L’esperto risponde: abbronzatura naturale o artificiale?

Proseguiamo con le domande rivolte all’esperta di abbronzatura ed estetica di I.SO Italia. L’esperto chiarisce alcuni dubbi legati a tinte naturali e con macchine abbronzanti.

Che differenza c’è tra un’abbronzatura artificiale e un’abbronzatura naturale?

I raggi UV della luce solare sono composti per il 95% da UVA e per il 5% da UVB. Le lampade solari emettono invece quasi esclusivamente UVA, mentre la quota di UVB può variare dallo 0 al 5% in base al tipo di sorgente. Pertanto l’abbronzatura artificiale privilegia maggiormente l’effetto transitorio della pigmentazione immediata UVA-indotta, sebbene anche la pigmentazione ritardata possa essere stimolata dagli UVA, ma in misura minore e più lentamente rispetto all’UVB. Per tale ragione l’abbronzatura artificiale è meno duratura di quella naturale. La piccola quota di UVB emessa, talora assente, spiega la limitata potenzialità eritemigena delle lampade solari rispetto alla luce solare, ma priva la pelle del protettivo ispessimento della strato corneo UVB-indotto.
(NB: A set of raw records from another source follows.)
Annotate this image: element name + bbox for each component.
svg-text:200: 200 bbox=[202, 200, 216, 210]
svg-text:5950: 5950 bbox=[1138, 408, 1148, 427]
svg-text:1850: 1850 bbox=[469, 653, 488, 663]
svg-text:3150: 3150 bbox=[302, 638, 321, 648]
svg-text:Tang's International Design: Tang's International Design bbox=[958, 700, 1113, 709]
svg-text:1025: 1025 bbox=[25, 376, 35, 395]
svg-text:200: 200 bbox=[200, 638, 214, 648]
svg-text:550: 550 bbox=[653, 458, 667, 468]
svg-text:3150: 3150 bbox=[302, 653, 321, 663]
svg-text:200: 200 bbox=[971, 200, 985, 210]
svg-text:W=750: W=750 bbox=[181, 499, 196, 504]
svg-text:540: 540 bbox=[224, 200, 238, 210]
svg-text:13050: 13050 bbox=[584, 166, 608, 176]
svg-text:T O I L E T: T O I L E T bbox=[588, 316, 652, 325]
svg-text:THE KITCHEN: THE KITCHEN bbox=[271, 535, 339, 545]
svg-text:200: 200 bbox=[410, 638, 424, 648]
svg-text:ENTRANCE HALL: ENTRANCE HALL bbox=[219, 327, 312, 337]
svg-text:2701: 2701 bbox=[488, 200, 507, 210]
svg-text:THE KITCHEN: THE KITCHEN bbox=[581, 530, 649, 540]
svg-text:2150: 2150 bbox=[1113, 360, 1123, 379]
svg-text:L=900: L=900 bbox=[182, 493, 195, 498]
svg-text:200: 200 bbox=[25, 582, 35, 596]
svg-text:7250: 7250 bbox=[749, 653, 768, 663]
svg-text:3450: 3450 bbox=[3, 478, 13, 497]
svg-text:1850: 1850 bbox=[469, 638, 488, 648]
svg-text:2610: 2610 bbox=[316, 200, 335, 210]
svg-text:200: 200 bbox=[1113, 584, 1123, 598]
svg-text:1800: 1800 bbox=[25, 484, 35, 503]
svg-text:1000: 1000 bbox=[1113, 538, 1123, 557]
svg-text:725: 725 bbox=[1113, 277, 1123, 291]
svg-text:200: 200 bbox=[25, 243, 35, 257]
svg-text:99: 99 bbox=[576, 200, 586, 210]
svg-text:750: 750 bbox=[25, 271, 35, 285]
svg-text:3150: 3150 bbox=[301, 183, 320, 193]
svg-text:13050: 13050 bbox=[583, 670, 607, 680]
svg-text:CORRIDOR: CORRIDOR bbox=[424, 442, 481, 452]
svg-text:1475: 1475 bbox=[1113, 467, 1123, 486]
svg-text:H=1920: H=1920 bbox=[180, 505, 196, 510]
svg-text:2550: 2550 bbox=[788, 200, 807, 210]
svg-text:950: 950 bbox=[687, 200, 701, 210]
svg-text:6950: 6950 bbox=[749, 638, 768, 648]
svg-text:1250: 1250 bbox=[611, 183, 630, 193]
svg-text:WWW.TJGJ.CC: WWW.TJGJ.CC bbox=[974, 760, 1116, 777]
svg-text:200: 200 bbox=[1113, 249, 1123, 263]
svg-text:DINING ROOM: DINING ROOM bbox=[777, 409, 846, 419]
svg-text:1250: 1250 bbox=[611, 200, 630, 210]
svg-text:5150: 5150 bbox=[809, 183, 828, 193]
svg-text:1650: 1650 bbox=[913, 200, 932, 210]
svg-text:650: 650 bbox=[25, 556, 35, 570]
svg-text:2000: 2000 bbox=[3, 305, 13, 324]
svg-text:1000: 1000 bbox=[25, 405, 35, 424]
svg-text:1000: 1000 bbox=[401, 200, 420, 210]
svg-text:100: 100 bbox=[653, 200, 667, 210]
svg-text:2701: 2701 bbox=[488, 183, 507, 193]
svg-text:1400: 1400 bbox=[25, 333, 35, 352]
L’abbronzatura artificiale può prevenire le scottature in spiaggia?

L’abbronzatura artificiale è in grado di proteggere la pelle solo parzialmente dalle successive esposizioni solari. Infatti gli UVA delle lampade solari sono responsabili principalmente della pigmentazione immediata e solo parzialmente della più protettiva pigmentazione ritardata. Inoltre gli UVA, a differenza degli UVB, non stimolano l’ispessimento dello strato corneo, un altro importante agente protettivo nei confronti di ulteriori esposizioni alle radiazioni UV.

Entrambi questi fattori rendono pertanto l’abbronzatura artificiale equivalente ad un fattore di protezione variabile tra 2 e 4, che non esula dal dover mettere in atto quella serie di comportamenti fotoprotettivi adeguati, uso di filtri solari ed esposizione graduata quando si espone la pelle al sole.

Perché si sconsiglia l’uso di cosmetici prima di esporsi ad una lampada solare?

L’esposizione alla luce solare o artificiale in concomitanza all’uso di alcune sostanze contenute in cosmetici e in alcuni farmaci per uso topico o sistemico può dar luogo a reazioni di fotosensibilizzazione, quali fototossicità o fotoallergia. La reazione fototossica avviene quando il farmaco per effetto dell’esposizione alla luce viene trasformato in composti direttamente irritanti, responsabili di una risposta infiammatoria simile ad un’ustione solare, limitata alle sedi fotoesposte.

Affinché tale razione si scateni è necessaria un’adeguata quantità sia di sostanza fotosensibilizzante, sia di una adeguata quantità di radiazione attivante nella specifica lunghezza d’onda. La reazione fotoallergica è invece mediata dal sistema immune poiché il farmaco, modificato dall’energia luminosa assorbita, scatena una reazione di tipo eczematoso simile ad una dermatite allergica da contatto che si manifesta 24-48 ore dopo la seconda interazione tra sostanza chimica e radiazione elettromagnetica, con coinvolgimento talora anche delle sedi non-fotoesposte. A scatenare questo tipo di reazione sono sufficienti piccole quantità di fotosensibilizzante e di energia radiante.

Quali effetti positivi e negativi hanno gli autoabbronzanti?

Gli autoabbronzanti non sono in grado di stimolare una vera pigmentazione melanica, ma producono una colorazione arancio-bruna della cute interagendo chimicamente con costituenti proteici dello strato corneo. Le sostanze più frequentemente impiegate a tale scopo sono il diidrossiacetone e l’eritrulosio, entrambe in grado di dare un imbrunimento dello strato corneo equivalente ad un fattore di proiezione pari circa a 2 nei confronti dell’UVA e della luce visibile, ma non dell’UVB.

Lo svantaggio dell’uso di autoabbronzanti risiede nel rischio di generare una falsa sicurezza in chi li utilizza poiché la pigmentazione artificiale così ottenuta non ha equivalenza fotoprotettiva pari alla pigmentazione melanica sia essa indotta per via naturale o artificiale. L’utilizzo di autoabbronzanti, specie di quelli associati a filtri solari, può essere utile soprattutto in soggetti con basso fototipo (I-II), che spesso forzano insensatamente le esposizioni solari o artificiali nell’attesa di ottenere un’abbronzatura più scura, che tuttavia, per motivi genetici non potrà mai verificarsi.